AltaiR

AltaiR

AltaiR: a C toolkit for alignment-free and spatial-temporal analysis of multi-FASTA data.

This method provides alignment-free and spatial-temporal analysis of multi-FASTA data through the implementation of a C toolkit highly flexible and with characteristics covering large-scale data, namely extensive collections of genomes/proteomes. This toolkit is ideal for scenarios entangling the presence of multiple sequences from epidemic and pandemic events. AlcoR is implemented in C language using multi-threading to increase the computational speed, is flexible for multiple applications, and does not contain external dependencies. The tool accepts any sequence(s) in (multi-) FASTA format.

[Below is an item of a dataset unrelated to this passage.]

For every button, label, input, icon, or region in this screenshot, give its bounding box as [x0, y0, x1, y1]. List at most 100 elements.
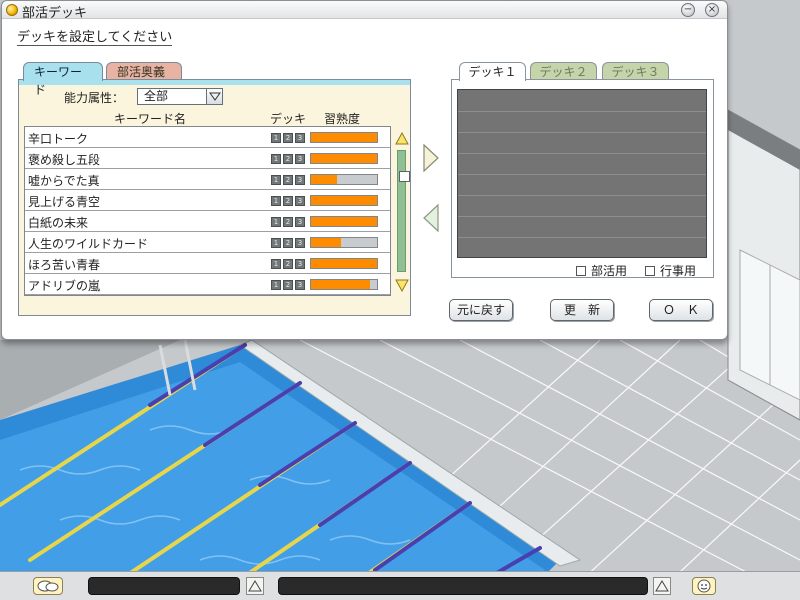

The AltaiR toolkit contains one main menu (command: AltaiR) with the six sub menus for computing the features that it provides, namely

  • average: moving average filter of a column float CSV file (the column to use is a parameter);
  • filter: filters FASTA reads by characteristics: alphabet, completeness, length, CG quantity, multiple string patterns and pattern absence;
  • frequency: computes the alphabet frequencies for each FASTA read (it enables alphabet filtering);
  • nc: computes the Normalized Compression (NC) for all FASTA reads according to a compression level;
  • ncd: computes the Normalized Compression Distance (NCD) for all FASTA reads according to a reference;
  • raw: computes Relative Absent Words (RAWs) with CG quantity estimation for all RAWs.